Se sachant condamné, Hernist m’avait transmis son héritage.
Pour cela, je ne saurais jamais assez vous remercier. Puissiez-vous reposer en paix, Hernist. Je tâcherai de me montrer digne de votre héritage et de votre confiance.
On me permit de rester dans les lieux pour prendre des notes. Je m’activai à recopier minutieusement et scrupuleusement la moindre parcelle de mur. Pour espérer mener ce travail à bien sans que mon amissière ne m’importune, je n’abusai pas de la situation et lui obéis pour repas et couchés.

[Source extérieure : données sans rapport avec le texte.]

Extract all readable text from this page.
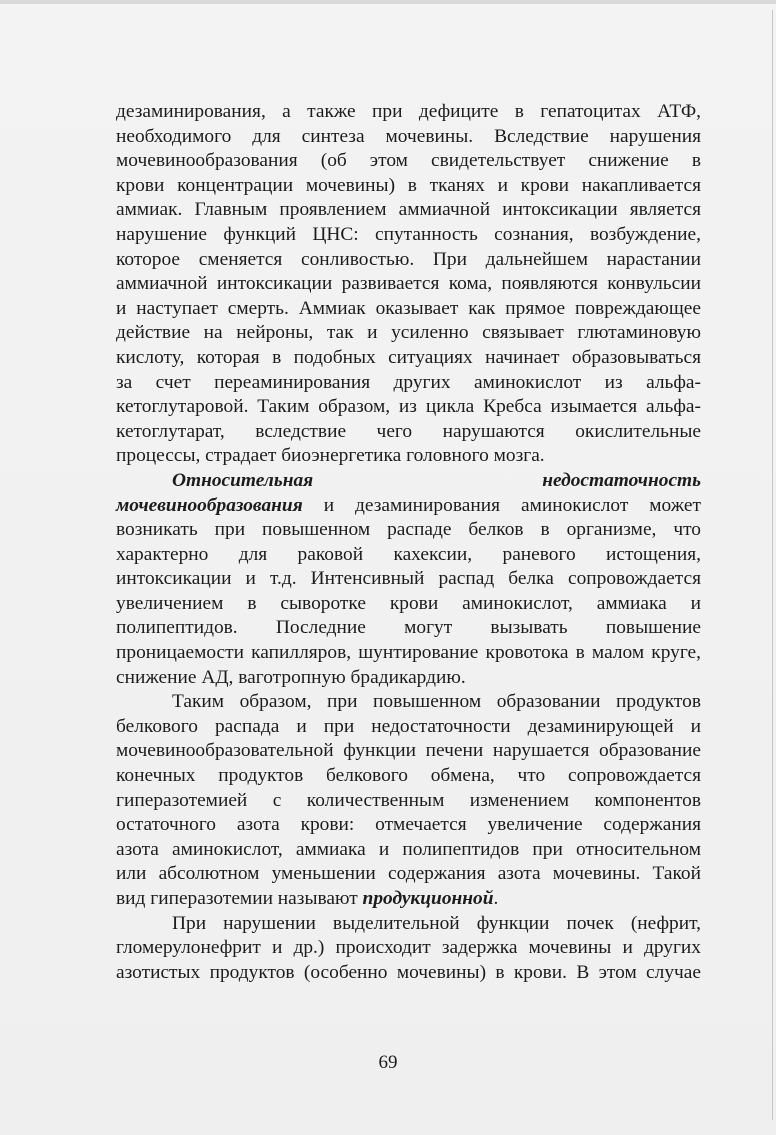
дезаминирования, а также при дефиците в гепатоцитах АТФ,
необходимого для синтеза мочевины. Вследствие нарушения
мочевинообразования (об этом свидетельствует снижение в
крови концентрации мочевины) в тканях и крови накапливается
аммиак. Главным проявлением аммиачной интоксикации является
нарушение функций ЦНС: спутанность сознания, возбуждение,
которое сменяется сонливостью. При дальнейшем нарастании
аммиачной интоксикации развивается кома, появляются конвульсии
и наступает смерть. Аммиак оказывает как прямое повреждающее
действие на нейроны, так и усиленно связывает глютаминовую
кислоту, которая в подобных ситуациях начинает образовываться
за счет переаминирования других аминокислот из альфа-
кетоглутаровой. Таким образом, из цикла Кребса изымается альфа-
кетоглутарат, вследствие чего нарушаются окислительные
процессы, страдает биоэнергетика головного мозга.
Относительная недостаточность
мочевинообразования и дезаминирования аминокислот может
возникать при повышенном распаде белков в организме, что
характерно для раковой кахексии, раневого истощения,
интоксикации и т.д. Интенсивный распад белка сопровождается
увеличением в сыворотке крови аминокислот, аммиака и
полипептидов. Последние могут вызывать повышение
проницаемости капилляров, шунтирование кровотока в малом круге,
снижение АД, ваготропную брадикардию.
Таким образом, при повышенном образовании продуктов
белкового распада и при недостаточности дезаминирующей и
мочевинообразовательной функции печени нарушается образование
конечных продуктов белкового обмена, что сопровождается
гиперазотемией с количественным изменением компонентов
остаточного азота крови: отмечается увеличение содержания
азота аминокислот, аммиака и полипептидов при относительном
или абсолютном уменьшении содержания азота мочевины. Такой
вид гиперазотемии называют продукционной.
При нарушении выделительной функции почек (нефрит,
гломерулонефрит и др.) происходит задержка мочевины и других
азотистых продуктов (особенно мочевины) в крови. В этом случае
69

Je ne comprends rien à tout ceci. Pour le moment, je n’ai pas le temps de l’étudier, je dois tout d’abord le conserver.
Je travaille inlassablement pour tout reproduire, sur divers parchemins. Hernist n’a pas écrit en kharnalien, mais avec des signes inconnus. Je ne suis pas linguiste, mais ce langage semble très ancien. Cela me complique considérablement la tâche. J’espère pouvoir rester précis et le plus fidèle possible à l’original.